A further notable finding of our study was that the microbial community profiling in GM converged to GF during disease progression. Both alpha and beta diversity analysis using paired samples showed that the compositional difference between GM and GF was decreased in GC compared to SG and IM. Up till now, only two studies made paired comparison between GM and GF using high-throughput sequencing analysis, although these pioneer studies did not address how the microbial compositions changes during gastric disease progression [21, 22]. Interestingly, our findings showed that the microbial compositions in the mucosal samples overlapped with fluid samples in patients with GC, while separated significantly in SG. Specifically, we characterized the taxa that contribute to the dwindling distinction from SG to GC between GM and GF. In line with previous studies, these bacteria, including Veillonella, Haemophilus, Peptostreptococcus, Gemella, Streptococcus, were probably oral microbes, which were associated with the development of GC [9, 33]. The saliva has been demonstrated as the main source for the gastric microbiome and the closest relationship was found between salivary and GF samples from the same individuals [34]. However, a large proportion of microbes could be either destroyed by the gastric acid or prevented from invading the epithelium with the protection of mucous-bicarbonate barrier35. Thus, as the present study showed, the microbial diversity was significantly lower in GM compared to GF. With the impairment of the mucosal layer in disease status, such as gastric ulcer or even GC, and the neutralization of gastric acid, it is plausible to predict that these potential invaders may more easily reach from GF to the GM and subsequently promote inflammation (Fig. 7).

Fig. 7
figure 7

Schematic illustration for the mechanism. The composition of mucosal microbiota is significantly different from fluid microbiota in patients with SG because of acidic environment and the integrity of mucosal barrier. The dissimilarity between mucosal and fluid microbiota is dwindled in patients with GC. We speculate that impaired acid secretion and destroyed mucosal barrier facilitate the fluid microbes colonize in the mucosa

A major advantage of our study includes collection of both GM and GF across stages of GC and paired comparison between these two sites, which reduce the impact of inter-individual differences. Nevertheless, several limitations need to be noted. First, it is difficult to decide whether bacterial markers are dead or living by next-generation sequencing. This could be compensated by culture and biochemical testing, although not all bacterial species can be successfully cultured. Second, 16S rRNA gene sequencing rather than metagenomics sequencing is utilized in this study, which limits data interpretation in terms of species level and function analysis. Third, this study provides evidence of association not causality. Further studies are warranted to assess the role of specific bacteria on GC development using germ-free mice.

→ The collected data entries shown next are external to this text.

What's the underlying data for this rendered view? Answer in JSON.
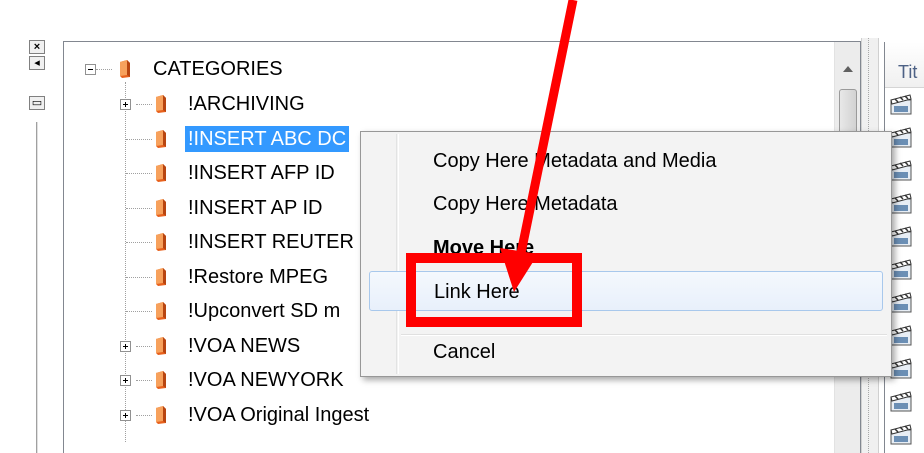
{
  "toolbar": {
    "close_glyph": "×",
    "nav_glyph": "◂",
    "layout_glyph": "▭"
  },
  "tree": {
    "root_label": "CATEGORIES",
    "items": [
      {
        "label": "!ARCHIVING",
        "expandable": true,
        "selected": false
      },
      {
        "label": "!INSERT ABC DC",
        "expandable": false,
        "selected": true
      },
      {
        "label": "!INSERT AFP ID",
        "expandable": false,
        "selected": false
      },
      {
        "label": "!INSERT AP ID",
        "expandable": false,
        "selected": false
      },
      {
        "label": "!INSERT REUTER",
        "expandable": false,
        "selected": false
      },
      {
        "label": "!Restore MPEG",
        "expandable": false,
        "selected": false
      },
      {
        "label": "!Upconvert SD m",
        "expandable": false,
        "selected": false
      },
      {
        "label": "!VOA NEWS",
        "expandable": true,
        "selected": false
      },
      {
        "label": "!VOA NEWYORK",
        "expandable": true,
        "selected": false
      },
      {
        "label": "!VOA Original Ingest",
        "expandable": true,
        "selected": false
      }
    ]
  },
  "right_panel": {
    "column_header": "Tit"
  },
  "context_menu": {
    "items": [
      {
        "label": "Copy Here Metadata and Media",
        "bold": false
      },
      {
        "label": "Copy Here Metadata",
        "bold": false
      },
      {
        "label": "Move Here",
        "bold": true
      },
      {
        "label": "Link Here",
        "bold": false,
        "hover": true
      },
      {
        "label": "Cancel",
        "bold": false
      }
    ]
  },
  "colors": {
    "selection": "#3399ff",
    "annotation": "#ff0000",
    "folder_orange": "#e8611c"
  },
  "icons": {
    "folder": "book-folder-icon",
    "expander": "tree-expander-icon",
    "clip": "media-clip-icon"
  }
}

In conclusion, our data identified both GM and GF microbiota as biomarkers for GC, which were validated with good performance in an independent cohort. We also noticed the convergent microbial profiles and intensified bacterial interactions between GM and GF in the development of GC, which suggests the interchange of microbes in GF with GM. Future longitudinal human studies as well as germ-free mice models are needed to elucidate the role of potential genotoxic bacteria other than H. pylori in the gastric tumorigenesis.